Where Have All the Jobs Gone?
Dear Democrats, Republicans, Tories, Whigs, Socialists, Conservatives, and Labor Party members,
Please stop bickering over secondary issues and start recognizing the status quo and creating solutions to address societal shifts.
The Internet killed millions of jobs. Anyone use a travel agent recently? Sent a letter to pay a bill? Shopped for a house by looking in a shop window? Decided to buy a car by first test driving and not looking online for reviews?
Not all layoffs have been because of bad banks, bad real estate investments, or other market disruptions. The number of jobs made redundant by websites like Google, Kayak, Zillow, and Craigslist will never come back. It is now easier and cheaper to buy a car from Craigslist than from the local paper.
Companies took the recession as an opportunity to streamline the workforce, and in the process have replaced millions of middle managers and other high-cost labor with micro-chips and electronics. Now, companies make more money by employing fewer people to produce the same value added. Entire industries have disappeared: newspapers, Blockbuster, the Postal Service, equity trading shops.

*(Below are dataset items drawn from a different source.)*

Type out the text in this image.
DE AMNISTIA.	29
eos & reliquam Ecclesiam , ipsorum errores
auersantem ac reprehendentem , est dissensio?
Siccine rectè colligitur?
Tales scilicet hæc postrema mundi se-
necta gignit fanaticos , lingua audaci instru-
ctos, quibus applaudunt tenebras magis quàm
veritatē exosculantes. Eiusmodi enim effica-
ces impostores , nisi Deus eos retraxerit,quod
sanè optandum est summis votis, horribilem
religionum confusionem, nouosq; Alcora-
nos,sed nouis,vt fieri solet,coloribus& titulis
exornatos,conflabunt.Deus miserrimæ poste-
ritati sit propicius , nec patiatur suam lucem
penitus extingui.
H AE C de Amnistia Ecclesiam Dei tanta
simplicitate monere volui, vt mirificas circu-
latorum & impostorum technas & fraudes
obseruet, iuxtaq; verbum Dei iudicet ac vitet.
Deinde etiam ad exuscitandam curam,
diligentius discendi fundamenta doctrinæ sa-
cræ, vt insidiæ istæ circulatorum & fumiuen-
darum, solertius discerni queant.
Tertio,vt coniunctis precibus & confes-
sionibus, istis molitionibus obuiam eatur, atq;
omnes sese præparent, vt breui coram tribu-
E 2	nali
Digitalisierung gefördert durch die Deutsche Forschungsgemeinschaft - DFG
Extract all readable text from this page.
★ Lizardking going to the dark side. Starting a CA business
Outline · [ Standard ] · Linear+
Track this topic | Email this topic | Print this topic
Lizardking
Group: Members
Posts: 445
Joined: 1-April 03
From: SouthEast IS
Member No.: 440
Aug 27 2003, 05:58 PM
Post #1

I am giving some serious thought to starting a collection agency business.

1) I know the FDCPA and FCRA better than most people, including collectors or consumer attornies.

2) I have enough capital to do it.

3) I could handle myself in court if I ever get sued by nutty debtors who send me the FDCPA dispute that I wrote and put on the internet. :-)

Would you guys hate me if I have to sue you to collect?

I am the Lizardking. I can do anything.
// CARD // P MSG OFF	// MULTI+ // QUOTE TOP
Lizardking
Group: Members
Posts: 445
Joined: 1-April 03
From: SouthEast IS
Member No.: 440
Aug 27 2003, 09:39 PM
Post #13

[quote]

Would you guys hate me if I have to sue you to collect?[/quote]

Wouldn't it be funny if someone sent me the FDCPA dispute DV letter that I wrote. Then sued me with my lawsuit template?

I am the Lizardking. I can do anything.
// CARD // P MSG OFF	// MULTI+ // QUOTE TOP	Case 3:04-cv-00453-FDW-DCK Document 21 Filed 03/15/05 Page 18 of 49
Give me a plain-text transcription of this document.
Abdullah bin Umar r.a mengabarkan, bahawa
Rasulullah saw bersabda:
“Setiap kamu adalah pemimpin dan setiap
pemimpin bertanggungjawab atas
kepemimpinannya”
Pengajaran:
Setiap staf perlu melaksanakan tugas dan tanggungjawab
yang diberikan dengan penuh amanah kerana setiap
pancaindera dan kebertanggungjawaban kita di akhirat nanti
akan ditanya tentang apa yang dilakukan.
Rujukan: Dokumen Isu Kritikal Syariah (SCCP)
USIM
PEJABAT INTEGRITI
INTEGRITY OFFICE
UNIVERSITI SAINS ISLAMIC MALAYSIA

Many in the West who owned businesses, held stable jobs, and were tax-paying members of society now have bleak futures. Anyone over 50 looking to change jobs will be forced to delay retirement for at least 10-20 years to regain the damage done to their balance sheets by the recession. It is doubly painful because the stock market wiped out their savings and the Internet took their future earnings.
In the 1930s you could go west to California, with the promise of land and the ability to start over. The common saying was, “Write when you find work.” Today, if you lose your job at a newspaper in Boise, you probably will not find one at a newspaper in Salt Lake.
Americans are innovative and hungry people, and the laid-off workforce undoubtedly contains some who will find ways to take advantage of the labor market imbalance. To do so, however, we must recognize that the Internet has destroyed lots of jobs we will never see again, and we need to come up with new solutions that address this fundamental shift in society.